L.A. County’s Multifamily Market Navigates Cooling Rents, Lower Vacancy, and Shifting Investment Dynamics in Q3 2024

Moderating rents, construction, and elevated costs reshape the multifamily landscape as investors manage tax impacts, market uncertainties, and evolving tenant demand

An artist’s rendering of Carmel Partners’ Alloy, a mixed-use development currently under construction in Downtown L.A.’s iconic Arts District, featuring a 35-story luxury tower with 475 live/work apartments.
 
Managing Director of Research and Public Relations at NAI Capital Commercial
 
MARKET OVERVIEW
 
In Q3 2024, average asking rent in the multifamily sector dipped 0.3% quarter-over-quarter but remained 0.6% higher year-over-year at $2,232 per unit per month. New construction played a role, with units built since 2020 seeing rents fall, on average, by $50 from the last quarter and $34 year-over-year, averaging $3,241 per unit per month, indicating the rental market showed signs of a cooling effect from the added inventory to the multifamily housing rental market. Of the 65,809 units delivered since 2020, 8,510 remain vacant, reflecting a 13.1% vacancy rate for these new units in Los Angeles County. However overall, in Q3 2024, the multifamily sector experienced a tick down in the vacancy rate, inching down 20 basis points quarter-over-quarter and 10 basis points year-over-year to 4.7%. Apartment vacancy peaked at a record 5.7% in Q3 2020 but is now declining as high-end supply is slowly absorbed, creating opportunities in the more affordable rental market.

High interest rates, elevated construction costs, and slower rent growth continue to challenge multifamily investment, with the ULA Tax adding additional pressure. Additionally, rents easing from historic highs have brought pricing concerns for both buyers and sellers into focus, impacting transaction volume.

The number of units sold in Q3 declined by 10.4% from the previous quarter, totaling 18,784 units, though year-to-date sales are up 19.7%. The median sale price dropped 4.5% quarter-over-quarter and 6.0% year-over-year to $268,571 per unit. While sales volume increased 47.9% from the prior quarter, the year-to-date rise was a modest 3.2%, representing close to $4.4 billion. The average capitalization rate also rose 50 basis points quarter over quarter and 60 basis points year over year, now at 5.4%, as investors navigate price discovery in an evolving market. 

TRENDS TO WATCH
 
Elevated interest rates continue to drive up borrowing costs, limiting investment and homeownership, which benefits the rental market. Developers are scaling back construction amid rising expenses and slower rent growth projections. By the end of Q3 2024, 2,930 units were completed, reflecting a 25% decline from the previous quarter and bringing the year-to-date total down 29.7% compared to the same period last year, signaling future supply constraints as vacancy rates begin to fall after years of growth.
 
These supply challenges, along with fading pandemic effects, are reshaping demand for multifamily housing in Los Angeles County. Investment sales have also been affected by taxes and government fees, particularly Measure ULA, the property transfer tax implemented in Los Angeles on April 1, 2023. Originally dubbed the ‘Mansion Tax,’ it imposes a 4% tax on sales over $5 million and 5.5% on those above $10 million, with thresholds adjusted to $5.15 million and $10.3 million in mid-2024. Consequently, year-to-date multifamily sales of assets above the $5 million threshold declined 37% year-over-year, falling nearly $2 billion short of last year’s total.

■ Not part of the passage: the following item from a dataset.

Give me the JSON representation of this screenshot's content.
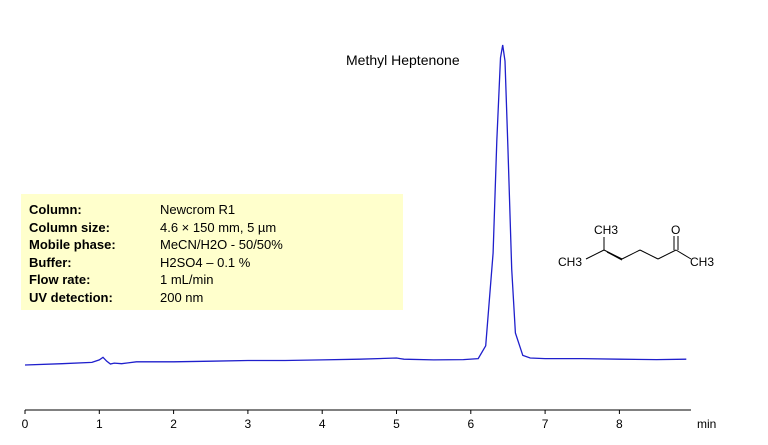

The multifamily sector investment faces slower growth due to borrowing and operational costs, increasing financial risks. However, demand remains strong for select asset classes, particularly outside the City of Los Angeles.

Looking ahead, investors are wary of Proposition 33, which seeks to repeal the Costa-Hawkins Rental Housing Act and expand rent control across California. While proponents argue that the measure would strengthen tenant protections, opponents warn it could exacerbate the housing shortage by discouraging development and lowering property values. If passed, it would allow cities to impose rent control on a broader range of housing, including single-family homes and newer apartments, significantly impacting Los Angeles County’s multifamily market.